学歴なんか関係ない 大日本帝国と史論家山路愛山の時代8  



懸賞金を狙って史論家を志す


山路愛山(1865~1917)

 既述の通り愛山に思想家の骨格を与えたのは静岡時代であったといえよう。歴史家になろうと志したのは、二一、二歳辺りのことである。新井白石や、頼山陽に親しみ、徂徠を読むようになってから、白石は嫌いになったという。徂徠が白石を敵視していたのが移ったのであろうか。道学先生を嫌い、豪放磊落な感もあった彼に傾倒した山路愛山は、明治に活躍した徂徠学派でもあった。

山路愛山に多大な影響を与えた荻生徂徠(1666~1728)

  
 歴史家になろうとした動機が少し変わっていて「文部省で教科書の募集をしたことがあるが、その懸賞金が千円でだつたからこれが取れると大変だと思ひ」(「独学」) 準備を始めたのがきっかけで、その過程で歴史書をたくさん読むようになってからだという。同時代の史家である田口鼎軒からも影響を受けたが、彼の自由主義的な経済思想には反発を抱いた。
 
 明治二〇(一八八七)年に文部省は歴史教科書の草稿を募集した。残念なことに、応募の準備に熱中するあまり期限切れになってしまう。やがて彼は本を読むだけでは満足できなくなり

 「人と云うものは何でも全力を注いで一つの事に擢んでさへすればそれで宜いのだから、僕も史学文章を以て世に立たうと、恁う決心した」

 のであった。選択と集中である。
 懸賞金目当てとは愛山流の諧謔でもあったかもしれないが、彼の学問と生活が生々しく結びついていたのも事実だ。

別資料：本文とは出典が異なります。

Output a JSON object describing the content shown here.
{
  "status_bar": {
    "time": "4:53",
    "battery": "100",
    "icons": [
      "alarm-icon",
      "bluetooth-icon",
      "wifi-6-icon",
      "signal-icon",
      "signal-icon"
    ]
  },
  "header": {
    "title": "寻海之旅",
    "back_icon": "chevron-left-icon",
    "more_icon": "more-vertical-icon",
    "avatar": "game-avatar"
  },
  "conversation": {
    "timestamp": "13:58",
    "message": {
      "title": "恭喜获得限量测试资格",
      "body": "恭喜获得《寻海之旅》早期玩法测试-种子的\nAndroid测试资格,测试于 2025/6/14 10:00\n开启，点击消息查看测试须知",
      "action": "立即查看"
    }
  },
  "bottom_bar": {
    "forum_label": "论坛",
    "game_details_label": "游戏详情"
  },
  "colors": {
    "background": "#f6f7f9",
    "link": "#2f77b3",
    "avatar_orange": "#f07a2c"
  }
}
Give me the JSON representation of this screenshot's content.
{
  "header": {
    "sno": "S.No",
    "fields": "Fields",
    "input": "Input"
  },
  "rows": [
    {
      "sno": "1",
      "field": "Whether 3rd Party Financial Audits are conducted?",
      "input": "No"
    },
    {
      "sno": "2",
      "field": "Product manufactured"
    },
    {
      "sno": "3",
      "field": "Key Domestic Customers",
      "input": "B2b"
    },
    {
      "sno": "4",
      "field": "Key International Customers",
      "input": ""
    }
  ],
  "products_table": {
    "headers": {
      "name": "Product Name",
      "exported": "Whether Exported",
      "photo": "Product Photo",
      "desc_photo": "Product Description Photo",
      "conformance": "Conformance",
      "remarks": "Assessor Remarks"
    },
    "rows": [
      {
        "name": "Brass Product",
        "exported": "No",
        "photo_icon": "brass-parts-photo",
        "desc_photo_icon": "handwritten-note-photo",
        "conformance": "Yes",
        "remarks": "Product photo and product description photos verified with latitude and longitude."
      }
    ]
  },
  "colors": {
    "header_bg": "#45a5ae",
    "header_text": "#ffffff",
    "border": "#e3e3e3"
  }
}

 「文章すなはち事業なり。文士筆を揮ふ猶英雄剣を揮ふが如し」[i](明治二六)

 で始まる一文は彼の態度をよく示している。ここでの「文士」というのはいうまでもなく、「武士」の明治版である。彼が言うには、華麗の辞やら美妙の文をいくら遺したとしても、「人生に相渉らずんばこれもまた空の空なるのみ」である。この箇所が付き合いのあった北村透谷の激しい怒りを買ったのはよく知られている。愛山の論は「ユチリチー論」だというのである。愛山の文学の意味は幅広く、歴史や新聞の文までを含んでいる。透谷はそれを狭く純文学的に捉えた。両者の文学の意味は正反対であった。詳しくは坂本多加雄『山路愛山』(吉川弘文館)を参照頂きたい。

早くして亡くなった坂本多加雄(1950-2002)

記者は諸君の公僕なり


 愛山の言いたいのは、格好をつけた自意識過剰な文ではダメだということであった。それは自己陶酔と隣り合わせである。インテリの気取った姿勢、それは愛山に言わせれば官学といって政府と密接に結びついているような人々に顕著である。俗世をバカにしきった高踏的姿勢ではダメなのだ。
 愛山にとって重要なのは、読み手の心を動かすことといえる。

 「・・・僕の事業と云ひしは決して具体的に表はるべき事功のみ指したるに非ず」なのであり、「心霊が心霊に及ぼす影響は」事業と呼んでもよいと彼は考えていた[ii](明治三五)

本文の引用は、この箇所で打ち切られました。